Czy taka forma jest zachęcająca? – pytam bezlitośnie, wybijając wszystkie argumenty.
Ścieżka jest jedna i taka sama, sami muszą naprawić to, co zaniedbali. Nie pytali fundacji wcześniej, jak postąpić, jakie poczynić kroki, więc konsekwencji swoich pomysłów nie mogą cedować na wolontariuszki, one nie stawiły się na wolontariat do oswajania dzikusów czy naprawiania błędów braku wyobraźni innych.
Ta interwencja to dosłownie perełka sytuacyjna, socjologiczna i edukacyjna jednocześnie.
Z zasady przeważnie umawiam się na spotkania. Żyjąc i prowadząc dwie działalności w jednej przestrzeni, szalenie ułatwia mi to planowanie każdego dnia.
Mało kto „ z buta” zagląda do fundacji, raczej są to wizyty umówione.
Któregoś dnia, tuż przed godziną 20, zabrzmiał dzwonek do jednej z furtek. Popatrzyliśmy na siebie pytająco z Maciejem: Czy czekasz jeszcze na kogoś? Oboje kręciliśmy przecząco głowami, ale ja, tknięta intuicją, jednak poszłam sprawdzić, kto i z jakim interesem przybywa.
Powitała mnie pani, w wieku podobnym, na moje pytanie, czy była umówiona ze mną, pokazała mi telefon, w nim wizytówkę w Googlach, mówiąc: Jest napisane „ open”, zatem uznałam, że nie muszę się umawiać.
Taaak- ni to stwierdzenie, ni zapytanie- mi się wyrwało.
Spojrzałam w jej telefon mówiąc: Ale tu jest open od 17-20, dlaczego akurat teraz? Nie można było ciut wcześniej?
Open to open!- po co dyskutować, zaczynała podnosić głos, u nas w Holandii takich faktów bardzo się przestrzega, wy wreszcie nauczcie się tego też!
Ale to jest wolontariat- dorzuciłam cicho i pomyślałam: Co za dziwna kobieta, jest Polką, a o drugiej mówi wy, nagle się wynarodowiła, bo pracuje na saksach, my też robimy reklamy w innych krajach, ale nie odbija nam palma!
Jednak skoro było „ open”, załatwiłam petentkę chłodno, ale skutecznie, firmowo czyli kocio.
Jeszcze tego samego dnia poprawiłam wizytówkę. Open jest od godzony 17 do 19. Weekend „ close”.
Minęło kilka dni, widać rodzina się naradziła, po klatki łapki przybyli jednak panowie, kobieta już mnie nie zaszczyciła.
Pomogłam z terminem sterylizacji, nauczyłam, jak podrostki kocie oswajać i w trakcie rozmowy wyniknął temat konieczności użyczenia kennela.

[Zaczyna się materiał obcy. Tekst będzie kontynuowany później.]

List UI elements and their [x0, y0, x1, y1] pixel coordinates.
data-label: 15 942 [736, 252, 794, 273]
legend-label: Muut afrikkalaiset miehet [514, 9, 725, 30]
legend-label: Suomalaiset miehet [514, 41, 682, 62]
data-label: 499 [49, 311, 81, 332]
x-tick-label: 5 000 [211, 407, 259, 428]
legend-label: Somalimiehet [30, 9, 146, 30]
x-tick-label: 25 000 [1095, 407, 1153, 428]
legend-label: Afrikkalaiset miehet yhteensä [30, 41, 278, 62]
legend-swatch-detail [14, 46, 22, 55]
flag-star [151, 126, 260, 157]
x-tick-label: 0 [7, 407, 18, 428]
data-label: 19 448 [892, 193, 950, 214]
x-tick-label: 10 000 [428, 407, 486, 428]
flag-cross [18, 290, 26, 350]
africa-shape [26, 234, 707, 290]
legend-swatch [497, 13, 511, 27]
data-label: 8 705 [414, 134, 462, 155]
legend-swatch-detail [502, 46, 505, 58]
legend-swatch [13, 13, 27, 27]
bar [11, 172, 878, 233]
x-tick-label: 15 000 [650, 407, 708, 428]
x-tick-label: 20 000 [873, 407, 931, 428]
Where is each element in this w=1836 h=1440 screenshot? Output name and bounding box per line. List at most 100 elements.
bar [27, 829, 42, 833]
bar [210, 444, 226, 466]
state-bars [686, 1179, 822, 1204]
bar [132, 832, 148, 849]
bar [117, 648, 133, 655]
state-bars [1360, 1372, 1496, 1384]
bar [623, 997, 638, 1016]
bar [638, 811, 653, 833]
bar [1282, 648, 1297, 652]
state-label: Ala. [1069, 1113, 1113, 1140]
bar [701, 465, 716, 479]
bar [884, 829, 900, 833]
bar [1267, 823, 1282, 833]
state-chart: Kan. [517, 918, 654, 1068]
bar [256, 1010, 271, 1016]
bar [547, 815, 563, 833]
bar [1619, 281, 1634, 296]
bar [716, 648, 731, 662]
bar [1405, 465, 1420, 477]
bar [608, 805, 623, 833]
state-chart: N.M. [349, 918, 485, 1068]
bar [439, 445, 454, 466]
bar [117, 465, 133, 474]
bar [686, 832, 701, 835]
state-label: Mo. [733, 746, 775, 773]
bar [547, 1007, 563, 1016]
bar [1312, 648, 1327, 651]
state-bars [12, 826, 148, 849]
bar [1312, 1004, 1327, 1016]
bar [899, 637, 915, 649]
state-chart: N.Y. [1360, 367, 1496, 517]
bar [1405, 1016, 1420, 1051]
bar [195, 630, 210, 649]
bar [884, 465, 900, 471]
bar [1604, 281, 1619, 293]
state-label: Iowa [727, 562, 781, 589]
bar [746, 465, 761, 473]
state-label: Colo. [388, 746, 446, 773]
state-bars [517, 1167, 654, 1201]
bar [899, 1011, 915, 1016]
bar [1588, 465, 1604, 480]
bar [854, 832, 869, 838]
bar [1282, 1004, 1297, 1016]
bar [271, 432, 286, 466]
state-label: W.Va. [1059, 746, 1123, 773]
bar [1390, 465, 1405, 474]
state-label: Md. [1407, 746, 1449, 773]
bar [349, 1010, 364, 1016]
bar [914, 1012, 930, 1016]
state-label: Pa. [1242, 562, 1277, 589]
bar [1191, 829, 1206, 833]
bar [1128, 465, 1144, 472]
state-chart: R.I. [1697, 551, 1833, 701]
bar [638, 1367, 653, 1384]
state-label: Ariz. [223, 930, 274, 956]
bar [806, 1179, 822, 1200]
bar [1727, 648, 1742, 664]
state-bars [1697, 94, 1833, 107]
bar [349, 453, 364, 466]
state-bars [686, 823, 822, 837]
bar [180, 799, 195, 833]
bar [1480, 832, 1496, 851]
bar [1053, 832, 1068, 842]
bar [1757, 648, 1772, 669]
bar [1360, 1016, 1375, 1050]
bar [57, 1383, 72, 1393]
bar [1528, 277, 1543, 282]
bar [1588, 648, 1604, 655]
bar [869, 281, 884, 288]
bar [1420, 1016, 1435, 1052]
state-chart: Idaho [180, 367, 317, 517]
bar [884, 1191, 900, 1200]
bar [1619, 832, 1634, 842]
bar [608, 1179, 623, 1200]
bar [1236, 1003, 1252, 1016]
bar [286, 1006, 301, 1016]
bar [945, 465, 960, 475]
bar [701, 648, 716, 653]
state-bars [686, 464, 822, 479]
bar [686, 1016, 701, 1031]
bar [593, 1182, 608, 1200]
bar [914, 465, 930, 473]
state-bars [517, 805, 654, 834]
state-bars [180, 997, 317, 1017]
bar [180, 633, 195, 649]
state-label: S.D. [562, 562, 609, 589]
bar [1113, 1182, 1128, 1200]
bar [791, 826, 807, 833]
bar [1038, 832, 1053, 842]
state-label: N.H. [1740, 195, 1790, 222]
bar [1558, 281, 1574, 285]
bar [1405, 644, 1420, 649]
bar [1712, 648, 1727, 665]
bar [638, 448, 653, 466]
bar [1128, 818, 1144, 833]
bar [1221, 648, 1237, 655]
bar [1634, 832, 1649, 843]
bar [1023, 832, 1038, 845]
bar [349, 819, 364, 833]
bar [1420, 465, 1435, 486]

Mam świadomość pory roku oraz wieku kociaków i to, że zaczęła się znajomość krzywo, nie przekreśla intencji, czasem ludzie rzucają się na drugą osobę, jak upadnie ich niby misternie opracowany plan, znam te reakcje, wynikające z rozczarowania, ale i ze strachu, co począć dalej.
– Zapraszam po kennel- mówię do pana- może być nawet w sobotę, najlepiej koło 17.
Tym razem pojawiła się pani, ale już z kompletnie innym nastawieniem, brawo za odwagę po przykrym falstarcie.
Ewidentnie była zdziwiona terminem spotkania.
Musiałam, nie mogłam się opanować: – Widzi pani, tutaj panują inne obyczaje, nawet jak jest „ close”, to i tak jest „ open”, my po prostu kochamy koty i swoją robotę.